Setelah pemilu, DPR sedang membahas penggunaan hak angket. Namun, peluangnya belum jelas, dan kita perlu memperhatikan masa pemerintahan yang tinggal sedikit dan kompleksitas prosesnya.
Dalam dinamika politik pasca-pemilu, perdebatan mengenai penggunaan hak angket oleh DPR untuk menyelidiki kecurangan dan pelanggaran dalam pemilihan umum menjadi sorotan utama.
Namun, di tengah sorotan ini, kita harus mempertimbangkan secara seksama persyaratan dan mekanisme yang terlibat dalam proses ini. Sudah jelas bahwa proses ini akan memakan waktu yang cukup panjang. Sementara itu, masa pemerintahan saat ini hanya tinggal menyisakan 8 bulan. Pertanyaannya, sejauh mana peluang penggunaan hak angket ini akan terealisasi di DPR?
Telah terungkap bahwa ada beberapa pelanggaran dalam proses pemilihan umum, baik sebelum maupun selama pemungutan suara. Baik kubu pasangan calon 01 maupun 03 menunjukkan niat untuk membawa temuan pelanggaran tersebut ke Mahkamah Konstitusi.Â
Dalam konteks ini, Capres nomor urut 3, Ganjar Pranowo, dengan tegas mengusulkan langkah politik dengan memanfaatkan hak angket dan hak interpelasi di DPR. Ia mendorong partai pengusungnya, PDI Perjuangan dan P3, untuk mengajukan hak interpelasi dan angket terkait penyelenggaraan Pemilu 2024.
Walaupun upaya Ganjar disambut positif oleh beberapa pihak, seperti Capres nomor urut 1, Anis Baswedan, yang yakin bahwa koalisi perubahan akan mendukung penggunaan hak angket. Namun masih ada ketidakpastian dari beberapa partai seperti PKS dan Partai Nasdem. Sementara itu, Partai Golkar menegaskan penolakannya terhadap penggunaan hak angket.
Ditambah lagi, kekuatan koalisi kabinet saat ini semakin solid dengan bergabungnya Partai Demokrat ke dalam koalisi pemerintah. Hal ini membuat perhitungan politik semakin kompleks. Di DPR, total dukungan koalisi yang mendukung Anis Baswedan dan Muhaimin mencapai 29,04%, sementara koalisi Prabowo-Gibran memiliki 45,39%, dan koalisi Ganjar-Mafud sebanyak 25,56%.

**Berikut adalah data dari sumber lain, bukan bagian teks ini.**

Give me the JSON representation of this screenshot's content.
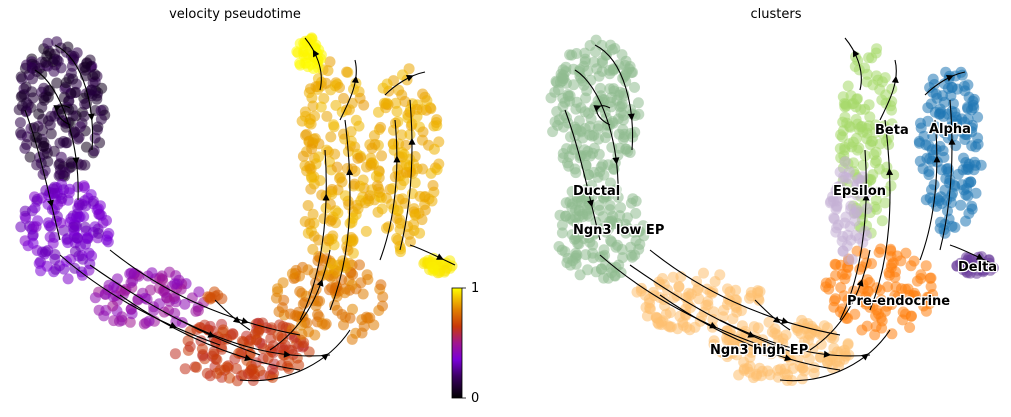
{
  "panels": [
    {
      "title": "velocity pseudotime"
    },
    {
      "title": "clusters"
    }
  ],
  "colorbar": {
    "min_label": "0",
    "max_label": "1"
  },
  "chart_data": [
    {
      "type": "scatter",
      "title": "velocity pseudotime",
      "color_by": "velocity pseudotime",
      "colormap": "gnuplot",
      "color_range": [
        0,
        1
      ],
      "overlay": "velocity streamlines",
      "axes_visible": false,
      "colorbar_ticks": [
        "0",
        "1"
      ]
    },
    {
      "type": "scatter",
      "title": "clusters",
      "color_by": "clusters",
      "overlay": "velocity streamlines",
      "axes_visible": false,
      "legend_placement": "on data",
      "clusters": [
        {
          "name": "Ductal",
          "color": "#8fbc8f"
        },
        {
          "name": "Ngn3 low EP",
          "color": "#8fbc8f"
        },
        {
          "name": "Ngn3 high EP",
          "color": "#fdbf6f"
        },
        {
          "name": "Pre-endocrine",
          "color": "#ff7f0e"
        },
        {
          "name": "Beta",
          "color": "#a6d96a"
        },
        {
          "name": "Alpha",
          "color": "#1f77b4"
        },
        {
          "name": "Delta",
          "color": "#6a3d9a"
        },
        {
          "name": "Epsilon",
          "color": "#c5b0d5"
        }
      ]
    }
  ]
}
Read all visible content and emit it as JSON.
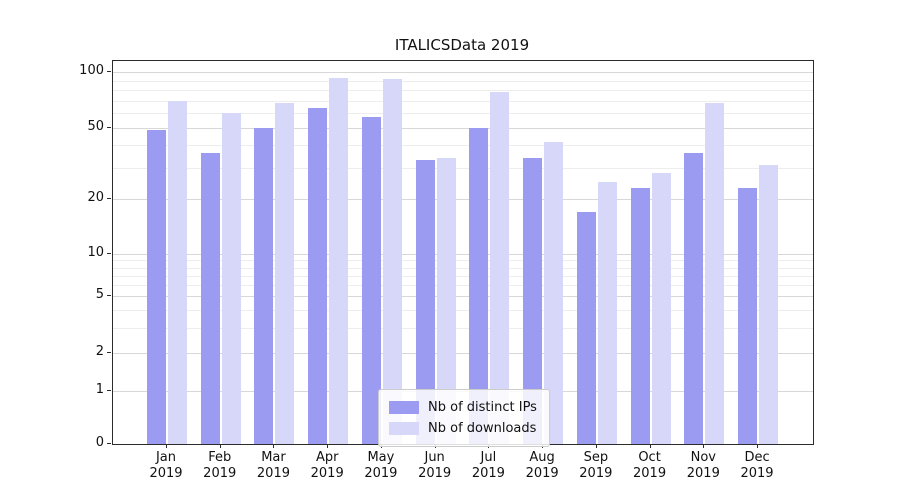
{
  "title": "ITALICSData 2019",
  "chart_data": {
    "type": "bar",
    "title": "ITALICSData 2019",
    "yscale": "symlog",
    "grid": true,
    "legend_position": "lower center",
    "yticks": [
      0,
      1,
      2,
      5,
      10,
      20,
      50,
      100
    ],
    "ylim": [
      0,
      120
    ],
    "categories": [
      {
        "month": "Jan",
        "year": "2019"
      },
      {
        "month": "Feb",
        "year": "2019"
      },
      {
        "month": "Mar",
        "year": "2019"
      },
      {
        "month": "Apr",
        "year": "2019"
      },
      {
        "month": "May",
        "year": "2019"
      },
      {
        "month": "Jun",
        "year": "2019"
      },
      {
        "month": "Jul",
        "year": "2019"
      },
      {
        "month": "Aug",
        "year": "2019"
      },
      {
        "month": "Sep",
        "year": "2019"
      },
      {
        "month": "Oct",
        "year": "2019"
      },
      {
        "month": "Nov",
        "year": "2019"
      },
      {
        "month": "Dec",
        "year": "2019"
      }
    ],
    "series": [
      {
        "name": "Nb of distinct IPs",
        "color": "#9b9bf1",
        "values": [
          49,
          36,
          50,
          64,
          57,
          33,
          50,
          34,
          17,
          23,
          36,
          23
        ]
      },
      {
        "name": "Nb of downloads",
        "color": "#d7d7f9",
        "values": [
          70,
          60,
          68,
          93,
          92,
          34,
          78,
          42,
          25,
          28,
          68,
          31
        ]
      }
    ]
  }
}
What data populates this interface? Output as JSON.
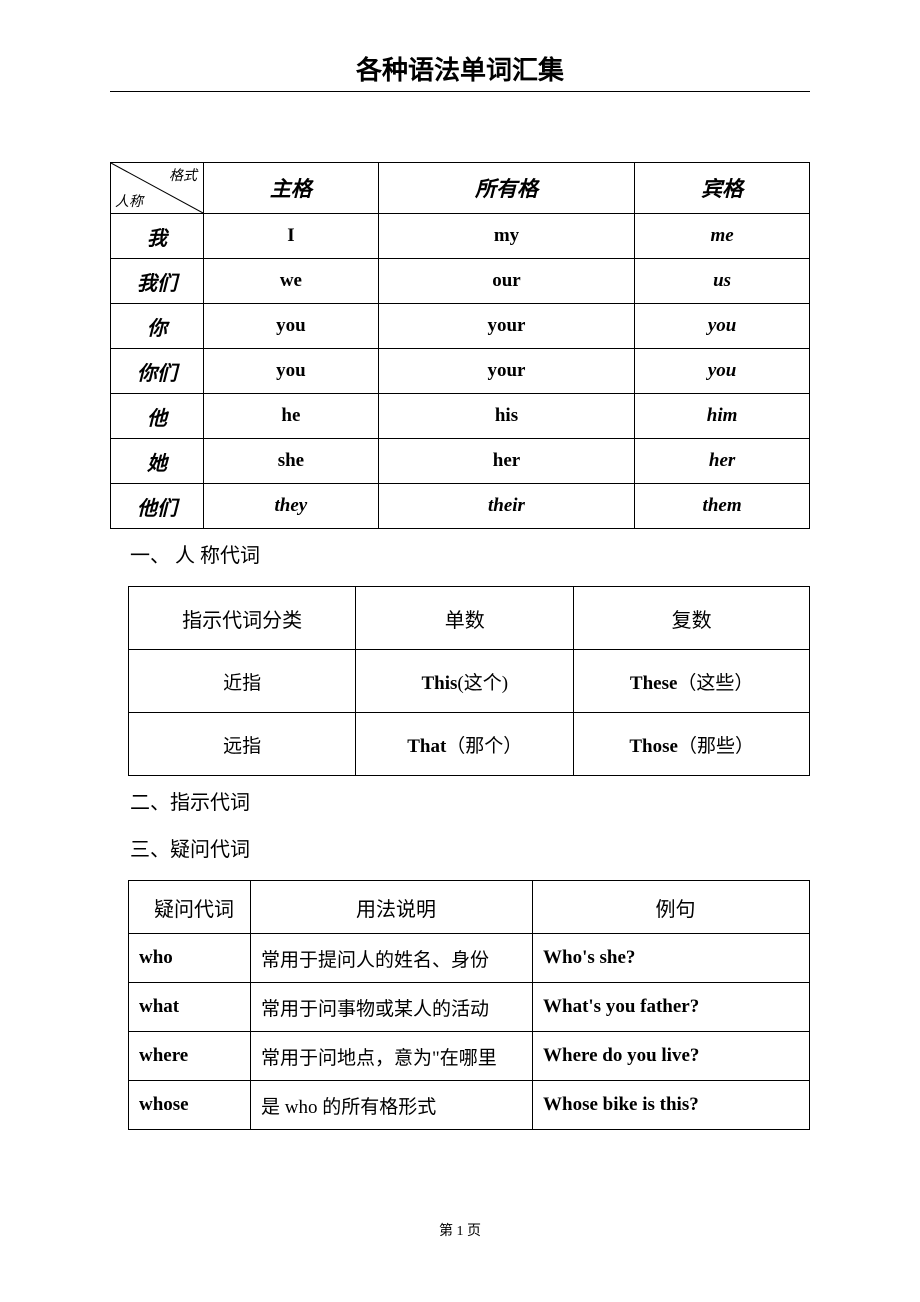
{
  "title": "各种语法单词汇集",
  "table1": {
    "diag_top": "格式",
    "diag_bottom": "人称",
    "headers": [
      "主格",
      "所有格",
      "宾格"
    ],
    "rows": [
      {
        "label": "我",
        "c1": "I",
        "c2": "my",
        "c3": "me",
        "s1": "cell-b",
        "s2": "cell-b",
        "s3": "cell-bi"
      },
      {
        "label": "我们",
        "c1": "we",
        "c2": "our",
        "c3": "us",
        "s1": "cell-b",
        "s2": "cell-b",
        "s3": "cell-bi"
      },
      {
        "label": "你",
        "c1": "you",
        "c2": "your",
        "c3": "you",
        "s1": "cell-b",
        "s2": "cell-b",
        "s3": "cell-bi"
      },
      {
        "label": "你们",
        "c1": "you",
        "c2": "your",
        "c3": "you",
        "s1": "cell-b",
        "s2": "cell-b",
        "s3": "cell-bi"
      },
      {
        "label": "他",
        "c1": "he",
        "c2": "his",
        "c3": "him",
        "s1": "cell-b",
        "s2": "cell-b",
        "s3": "cell-bi"
      },
      {
        "label": "她",
        "c1": "she",
        "c2": "her",
        "c3": "her",
        "s1": "cell-b",
        "s2": "cell-b",
        "s3": "cell-bi"
      },
      {
        "label": "他们",
        "c1": "they",
        "c2": "their",
        "c3": "them",
        "s1": "cell-bi",
        "s2": "cell-bi",
        "s3": "cell-bi"
      }
    ]
  },
  "section1": "一、 人  称代词",
  "table2": {
    "headers": [
      "指示代词分类",
      "单数",
      "复数"
    ],
    "rows": [
      {
        "label": "近指",
        "c1_en": "This",
        "c1_cn": "(这个)",
        "c2_en": "These",
        "c2_cn": "（这些）"
      },
      {
        "label": "远指",
        "c1_en": "That",
        "c1_cn": "（那个）",
        "c2_en": "Those",
        "c2_cn": "（那些）"
      }
    ]
  },
  "section2": "二、指示代词",
  "section3": "三、疑问代词",
  "table3": {
    "headers": [
      "疑问代词",
      "用法说明",
      "例句"
    ],
    "rows": [
      {
        "c1": "who",
        "c2": "常用于提问人的姓名、身份",
        "c3": "Who's she?"
      },
      {
        "c1": "what",
        "c2": "常用于问事物或某人的活动",
        "c3": "What's you father?"
      },
      {
        "c1": "where",
        "c2": "常用于问地点，意为\"在哪里",
        "c3": "Where do you live?"
      },
      {
        "c1": "whose",
        "c2": "是 who 的所有格形式",
        "c3": "Whose bike is this?"
      }
    ]
  },
  "footer": "第 1 页"
}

Hak interpelasi dan angket dapat dilaksanakan jika mendapat dukungan lebih dari 50% dari kekuatan parlemen. Namun, hal ini hanya akan berjalan lancar jika kubu 01 dan 03 bersatu. Hak angket memungkinkan DPR untuk menyelidiki pelaksanaan undang-undang atau kebijakan pemerintah yang diduga melanggar hukum.
Meski begitu, proses penggunaan hak angket ini tetap memerlukan waktu yang cukup panjang. Terlebih lagi, dengan sisa masa pemerintahan yang hanya 8 bulan, Ganjar Pranowo menyatakan kekhawatirannya terhadap pelaksanaan hak angket. Namun, fokusnya tetap pada membawa kasus pelanggaran Pemilu ke Mahkamah Konstitusi.
Dalam suasana politik yang dinamis ini, partai-partai politik baik dari kubu 01 maupun 03 mulai melakukan perhitungan terkait kemungkinan bergabung dalam koalisi kabinet periode 2024-2029. Pertanyaannya, apakah wacana tentang penggunaan hak angket akan menguat atau justru mengendur? Kita perlu menunggu perkembangan selanjutnya.